Признание поднимается из других источников и — уже как слово — доходит до губ. Один человек берет на себя вину других. Совершает преступление других. Он не признается в том, что, как и эти другие, совершил преступление. Он признается, что это его преступление. Признается в том, чего не совершал. Раньше людей пытали. Им говорили, в чем они должны признаться. Они делали этакие образцовые признания. Слово за словом, а сами уже были покалечены. Лишены человеческого достоинства. И признания разрастались вместе с их болью. Или стыд, этот инструмент, позволяющий обнаружить рану души по путаному бормотанию: стыд тоже заставлял их говорить, устанавливая равенство между нанесенным им оскорблением и силой зла. Эти жертвы обрушивались в Бездонное. Становились виновными перед всем миром. — Какая ценность в таком признании? Какая вина — в преступлении?

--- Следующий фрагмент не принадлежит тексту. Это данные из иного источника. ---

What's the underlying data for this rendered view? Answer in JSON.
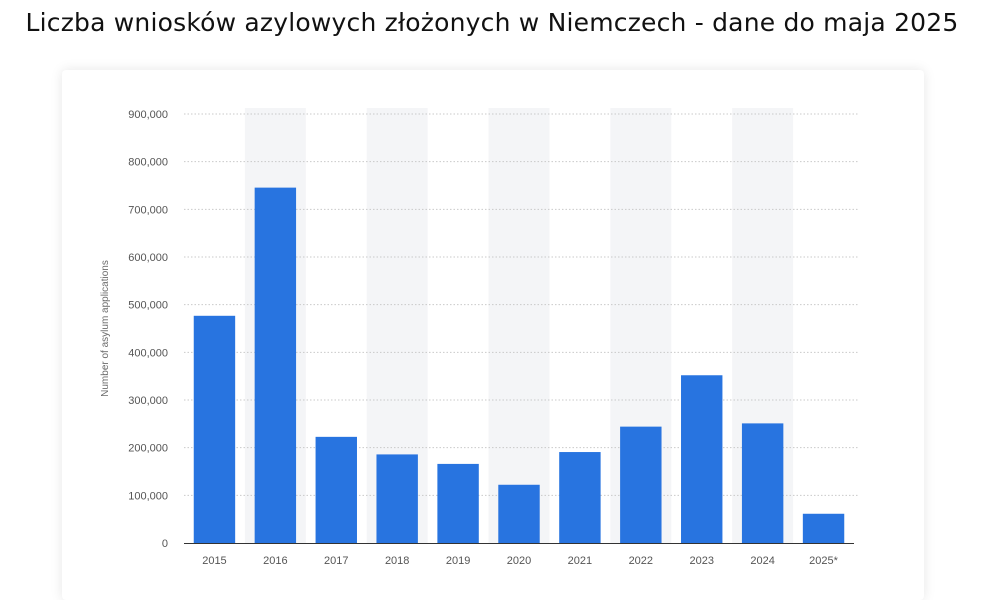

Чужак спросил меня: «Почему вы спорите? Что вам за дело до всего этого? Почему вы не хотите жить в мире? Вас никто не принуждает отказаться от успокоенности».

Я ответил: «Разве грубые, варварские времена уже миновали? Разве пытки упразднены? Все остается, как было в начале истории. Честные забойщики скота не решаются отрицать наличие у животных души. Но кляп во рту у сжигаемых заживо подавляет крик, а не боль. Яд, парализующий мускулы, создает иллюзию смерти жертвы, подвергаемой вивисекции. Боль, которую заставили онеметь, десятикратно усиливается».